Clinical unit, tenure, gender and profession were all measured as categorical variables. Clinical unit contained four categories: general medicine, ICU, ED and mental health; unit tenure included three categories: 6–24 months, 2–5 years and >5 years. There were three categories for profession: clerical staff, nurses and AHPs, while gender contained two categories: male and female. See supplementary file 1 for the survey instrument used in the current study.

Analysis

All analyses were carried out using SPSS, version 22. Manual double entry of survey data was used to minimise data entry errors.34 Cronbach’s alpha values were calculated for senior leadership, supervisory leadership, teamwork climate and overall perceptions of PS to assess the reliability of these scales in the current data set.35 36 Demographic variables were transformed into multiple categorical variables (dummy variables) to use them in regression analyses. The categories of general medicine, 6–24 months, male and AHPs were used as reference groups.
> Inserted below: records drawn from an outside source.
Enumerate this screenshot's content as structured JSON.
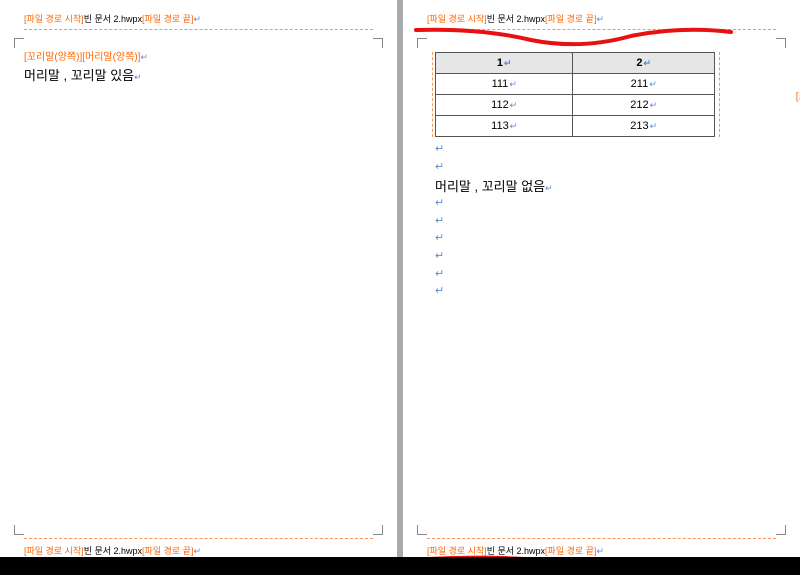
{
  "path_markers": {
    "start": "[파일 경로 시작]",
    "filename": "빈 문서 2.hwpx",
    "end": "[파일 경로 끝]"
  },
  "left_page": {
    "header_tags": "[꼬리말(양쪽)][머리말(양쪽)]",
    "body_line": "머리말 , 꼬리말 있음"
  },
  "right_page": {
    "body_line": "머리말 , 꼬리말 없음",
    "table_label": "[표]",
    "table": {
      "headers": [
        "1",
        "2"
      ],
      "rows": [
        [
          "111",
          "211"
        ],
        [
          "112",
          "212"
        ],
        [
          "113",
          "213"
        ]
      ]
    }
  }
}
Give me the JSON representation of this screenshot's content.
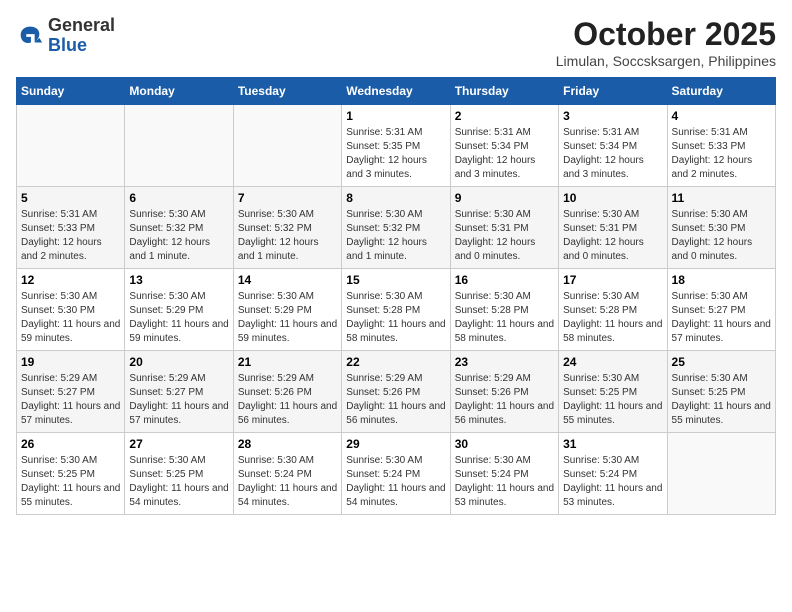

Simple bivariate analyses (Pearson r) were carried out to assess the strength and significance of relationships among the dependent and non-demographic independent variables. Pearson r values were also examined to assess multicollinearity. High multicollinearity (ie, r>0.8) renders the results of regression analysis uninterpretable as it leads to statistically non-significant β coefficients even when R2 is high and statistically significant.36 37 The residual scatter and probability-probability plots for overall perceptions of PS were examined to ensure that assumptions of multiple linear regression were met.35 36

In order to test our study hypotheses, hierarchical regression analyses were used. Hierarchical regression analysis permits a researcher to examine the unique variance accounted for by a predictor, over and above the variance contributed by independent variables entered earlier in an analysis.38 Demographic variables are typically good candidates for the first step in a hierarchical regression analysis39 as they are static variables and should be entered in an analysis before the dynamic variables.38 Hence, unit affiliation, and then tenure, and profession dummy variables were entered in block 1 and block 2 of the hierarchical regression analysis, respectively. The three predictors (ie, senior leadership support for safety, supervisory leadership support for safety and teamwork climate) were entered in block 3, and their associated interactions were entered in block 4. All predictors with interactions were centred in order to avoid problems of multicollinearity.37 Significant interactions were plotted.

Results

Response rate and sample characteristics

Table 1 shows the survey response rate for the current study. A total of 245 surveys were distributed. Four eligible clinical staff who refused to take a survey were added to the denominator for purposes of calculating the survey response rate and two returned surveys from respondents who indicated they had worked for <6 months on their clinical unit were excluded yielding a final denominator of 247.

Table 1

Survey response rate by clinical unit

The overall survey response rate was 74% (183/247). Response rates varied by unit (ED=67%; general medicine=92%, see table 1). It is possible that the 92% survey response rate on general medicine was facilitated by the physical space constraints of the unit—that is, presence of semiprivate patient rooms necessitated the charge nurse/unit clerk to ask all the staff to gather for a quick huddle when the primary researcher was on-site. These huddles made it easier for the researcher to build good rapport with staff and provided participants with an opportunity to complete the survey on the spot. Staff huddles were also conducted at other clinical units to help facilitate data collection but these occurred less frequently than on the general medicine unit.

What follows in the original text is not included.